Le monde s’agite sous le tropique du Capricorne…

Un autre monde est possible à réorganiser.

Salvador, Rio, Manaus, Théodore est passé, les poches bosselées par les trouvailles des enfants mineurs. Théodore est passé, acheteur de joyaux bruts, arrachés au sol, sous les pieds des danseurs colorés et des mendiantes. Il ne voyait pas les yeux du Brésil, il ne pensait plus que de loin en loin au bruit irrépressible du rire d’Agathe dans l’après-midi baladeur du Weisshorn.

Les solutions de rechange sont débattues pendant des heures sous des chapiteaux dressés pour l’occasion en petit village du monde. Supprimer le FMI, OMC, des représentants-symboles sont venus des cinq continents surchauffés par l’effet de serre. Cinq jours de chiffres et de paroles, cinq jours pour voir le monde autrement après le grand raz de marée d’Asie…

À l’extrême sud, au-delà des collines de Santana, les pieds dans la lagune Dos Patos…

La première fois que Théodore était descendu dans les boyaux étroits des mines de Corromande, il s’était émerveillé de tant de diversité gemmologique, le gardien de la mine qui lui faisait visiter, gonflé de son importance lui articula avec force gestes que son pays natal, le Brésil possédait 90 % des réserves mondiales de pierres précieuses.

Rubis roses, saphirs royal blue ou bleu bleuet, jaunes ou paparatchas orangers, cognacs, topazes de feu, tourmalines vertes, aigues-marines ; elles peuplaient désormais ses rêves et les comptoirs des Maisons Stern et Amsterdam-Sauer.

Un jour au détour d’une vente de village, il avait découvert en pierre, les yeux d’Agathe, exactement aussi percutants et incisifs.

À Genève le lapidaire avait taillé la gogue en deux splendides marquises qui désormais ne quittaient plus la petite poche de ses jeans successifs.

Théodore promenait désormais sa gabardine et son grand nez dans le décor Far-West du Mato Grosso, animé par la légende des chercheurs d’or des cités perdues.

Largué au milieu des sojas, riz, maïs et haricots rouges qui buvaient les marécages, le gosier nettoyé par des litres de maté tiède, chahuté par des kilomètres de brousse et de savane, il émergeait de ces paysages lunaires aux portes du Pantanal.

Maria Sol attendait sa visite bisannuelle.

En l’attendant, elle avait pêché des pacus, savoureux poisson d’eau douce, et dans sa cuisine, juchée au-dessus d’un bazar artisanal, elle leur arrachait les nageoires en se repassant le film de leurs rares nuits d’amour.

Deux semaines, deux fois l’an.

Trois fois ils avaient conçu un enfant.
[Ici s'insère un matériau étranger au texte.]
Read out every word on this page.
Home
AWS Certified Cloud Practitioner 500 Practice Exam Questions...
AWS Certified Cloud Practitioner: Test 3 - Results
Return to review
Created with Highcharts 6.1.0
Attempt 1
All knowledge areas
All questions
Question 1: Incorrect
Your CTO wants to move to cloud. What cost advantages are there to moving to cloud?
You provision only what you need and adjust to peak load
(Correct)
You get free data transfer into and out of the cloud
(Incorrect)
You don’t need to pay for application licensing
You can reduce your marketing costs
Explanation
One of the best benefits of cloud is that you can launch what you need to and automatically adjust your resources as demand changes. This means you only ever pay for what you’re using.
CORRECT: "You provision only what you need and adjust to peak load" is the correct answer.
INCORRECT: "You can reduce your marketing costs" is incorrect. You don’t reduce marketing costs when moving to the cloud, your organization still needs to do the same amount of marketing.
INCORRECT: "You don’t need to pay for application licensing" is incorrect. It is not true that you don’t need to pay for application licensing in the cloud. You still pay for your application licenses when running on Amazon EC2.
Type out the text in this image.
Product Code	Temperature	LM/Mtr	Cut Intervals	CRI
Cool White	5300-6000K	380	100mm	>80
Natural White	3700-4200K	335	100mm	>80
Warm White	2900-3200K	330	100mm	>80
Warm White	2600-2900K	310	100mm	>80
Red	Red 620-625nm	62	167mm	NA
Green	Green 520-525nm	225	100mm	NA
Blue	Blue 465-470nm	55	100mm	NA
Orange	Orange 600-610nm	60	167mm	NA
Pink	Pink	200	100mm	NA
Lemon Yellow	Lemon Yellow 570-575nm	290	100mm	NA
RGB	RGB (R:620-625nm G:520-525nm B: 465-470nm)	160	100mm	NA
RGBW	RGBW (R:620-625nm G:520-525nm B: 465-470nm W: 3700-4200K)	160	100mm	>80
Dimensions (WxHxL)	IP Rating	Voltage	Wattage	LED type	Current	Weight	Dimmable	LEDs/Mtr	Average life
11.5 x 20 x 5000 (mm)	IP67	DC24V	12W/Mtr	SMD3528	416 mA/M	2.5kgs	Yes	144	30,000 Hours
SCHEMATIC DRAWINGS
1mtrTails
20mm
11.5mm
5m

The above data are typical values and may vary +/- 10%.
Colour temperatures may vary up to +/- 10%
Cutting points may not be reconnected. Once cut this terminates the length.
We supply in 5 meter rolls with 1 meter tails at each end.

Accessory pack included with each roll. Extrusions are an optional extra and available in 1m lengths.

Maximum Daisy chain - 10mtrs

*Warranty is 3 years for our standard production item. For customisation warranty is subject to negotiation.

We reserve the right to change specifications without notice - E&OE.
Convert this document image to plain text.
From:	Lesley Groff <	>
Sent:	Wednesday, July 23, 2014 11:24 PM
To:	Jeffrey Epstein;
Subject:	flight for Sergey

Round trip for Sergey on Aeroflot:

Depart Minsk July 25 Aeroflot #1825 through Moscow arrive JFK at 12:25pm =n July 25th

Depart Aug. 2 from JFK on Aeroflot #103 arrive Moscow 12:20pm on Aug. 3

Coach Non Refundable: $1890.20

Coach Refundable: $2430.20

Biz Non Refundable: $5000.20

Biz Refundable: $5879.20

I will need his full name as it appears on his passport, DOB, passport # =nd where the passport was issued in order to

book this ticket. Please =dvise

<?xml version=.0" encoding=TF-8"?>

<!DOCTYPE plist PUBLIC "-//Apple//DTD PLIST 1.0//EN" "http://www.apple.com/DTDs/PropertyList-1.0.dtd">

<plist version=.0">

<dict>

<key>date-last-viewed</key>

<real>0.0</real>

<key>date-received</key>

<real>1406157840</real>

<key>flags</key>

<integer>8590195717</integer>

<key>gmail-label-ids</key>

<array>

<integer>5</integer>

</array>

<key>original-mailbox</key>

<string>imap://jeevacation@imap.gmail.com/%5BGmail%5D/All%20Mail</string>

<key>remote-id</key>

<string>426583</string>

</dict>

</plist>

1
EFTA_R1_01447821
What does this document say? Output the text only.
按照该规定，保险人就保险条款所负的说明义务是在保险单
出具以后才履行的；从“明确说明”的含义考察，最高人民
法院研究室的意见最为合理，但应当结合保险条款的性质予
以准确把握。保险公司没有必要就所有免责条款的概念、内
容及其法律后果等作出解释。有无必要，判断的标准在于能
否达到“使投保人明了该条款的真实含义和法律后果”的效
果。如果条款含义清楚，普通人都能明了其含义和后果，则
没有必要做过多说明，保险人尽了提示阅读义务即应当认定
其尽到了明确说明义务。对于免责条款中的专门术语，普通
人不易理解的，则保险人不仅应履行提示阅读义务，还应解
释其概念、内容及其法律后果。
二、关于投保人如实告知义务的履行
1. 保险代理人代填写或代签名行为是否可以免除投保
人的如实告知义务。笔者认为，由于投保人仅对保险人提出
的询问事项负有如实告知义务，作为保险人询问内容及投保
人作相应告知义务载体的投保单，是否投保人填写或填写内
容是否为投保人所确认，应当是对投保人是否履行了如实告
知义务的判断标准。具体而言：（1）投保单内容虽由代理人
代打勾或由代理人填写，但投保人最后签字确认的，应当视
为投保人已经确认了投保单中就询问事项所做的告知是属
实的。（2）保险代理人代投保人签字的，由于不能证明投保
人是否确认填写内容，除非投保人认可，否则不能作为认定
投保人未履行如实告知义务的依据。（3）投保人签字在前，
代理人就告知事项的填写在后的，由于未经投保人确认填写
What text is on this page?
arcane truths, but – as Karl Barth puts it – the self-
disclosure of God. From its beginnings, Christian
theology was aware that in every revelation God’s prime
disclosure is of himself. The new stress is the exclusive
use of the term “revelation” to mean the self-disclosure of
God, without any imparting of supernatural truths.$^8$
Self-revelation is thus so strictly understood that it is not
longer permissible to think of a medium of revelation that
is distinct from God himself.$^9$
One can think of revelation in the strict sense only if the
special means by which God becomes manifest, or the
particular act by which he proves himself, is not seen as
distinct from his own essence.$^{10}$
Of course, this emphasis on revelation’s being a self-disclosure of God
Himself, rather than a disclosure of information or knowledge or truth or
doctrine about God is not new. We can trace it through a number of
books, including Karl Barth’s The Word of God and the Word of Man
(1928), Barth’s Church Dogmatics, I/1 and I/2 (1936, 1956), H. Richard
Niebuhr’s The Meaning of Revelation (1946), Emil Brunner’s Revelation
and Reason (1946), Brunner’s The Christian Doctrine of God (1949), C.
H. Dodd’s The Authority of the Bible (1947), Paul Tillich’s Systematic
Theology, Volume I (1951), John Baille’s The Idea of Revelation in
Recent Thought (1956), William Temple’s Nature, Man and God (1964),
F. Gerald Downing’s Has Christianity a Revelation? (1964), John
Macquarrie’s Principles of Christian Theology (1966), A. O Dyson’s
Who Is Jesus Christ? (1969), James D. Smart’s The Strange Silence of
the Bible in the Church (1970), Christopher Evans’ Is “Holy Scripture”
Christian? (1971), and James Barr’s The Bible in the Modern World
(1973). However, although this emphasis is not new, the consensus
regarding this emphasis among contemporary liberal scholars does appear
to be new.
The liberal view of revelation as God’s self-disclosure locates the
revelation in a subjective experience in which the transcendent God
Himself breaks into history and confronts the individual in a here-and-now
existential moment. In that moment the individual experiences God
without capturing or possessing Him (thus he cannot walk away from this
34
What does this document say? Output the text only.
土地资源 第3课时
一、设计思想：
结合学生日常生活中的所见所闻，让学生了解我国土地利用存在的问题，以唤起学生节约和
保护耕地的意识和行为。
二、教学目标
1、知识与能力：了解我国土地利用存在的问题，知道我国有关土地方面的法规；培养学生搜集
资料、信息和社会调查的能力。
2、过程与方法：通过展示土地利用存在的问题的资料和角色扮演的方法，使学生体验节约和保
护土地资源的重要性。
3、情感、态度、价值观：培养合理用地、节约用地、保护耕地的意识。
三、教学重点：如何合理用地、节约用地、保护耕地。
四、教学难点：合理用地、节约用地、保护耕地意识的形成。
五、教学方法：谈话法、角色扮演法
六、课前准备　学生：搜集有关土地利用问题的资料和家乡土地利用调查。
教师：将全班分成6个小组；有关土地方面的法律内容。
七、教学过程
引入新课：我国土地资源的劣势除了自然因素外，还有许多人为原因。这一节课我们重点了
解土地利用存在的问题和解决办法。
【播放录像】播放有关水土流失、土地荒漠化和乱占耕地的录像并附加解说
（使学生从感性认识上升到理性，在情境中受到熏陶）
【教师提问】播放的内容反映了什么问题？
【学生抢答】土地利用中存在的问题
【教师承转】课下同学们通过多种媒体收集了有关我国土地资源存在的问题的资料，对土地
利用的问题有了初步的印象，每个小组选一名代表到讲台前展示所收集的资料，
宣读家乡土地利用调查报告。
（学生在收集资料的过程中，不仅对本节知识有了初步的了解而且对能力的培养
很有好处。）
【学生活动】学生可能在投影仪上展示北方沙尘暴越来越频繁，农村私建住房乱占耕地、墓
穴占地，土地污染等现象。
Le Suisse n’aimait pas les capotes, quand on est si loin on peut tout se permettre…

Maria Sol de toute façon se débrouillait toute seule, elle connaissait les plantes avorteuses et maniait habilement l’aiguille à tricoter dans son utérus. Et puis et puis, elle avait tout le temps de se réparer à l’attendre.

La rencontre avait eu lieu dans le reflet d’une vitrine du museo do Indio, Théodore était resté scotché un interminable moment devant la parure aux plumes multicolores d’un guerrier Bororos, jusqu’à ce qu’en surimpression, par un subtil glissement ses yeux aillent danser sur le visage doux et mat d’une énigmatique Pocahontas.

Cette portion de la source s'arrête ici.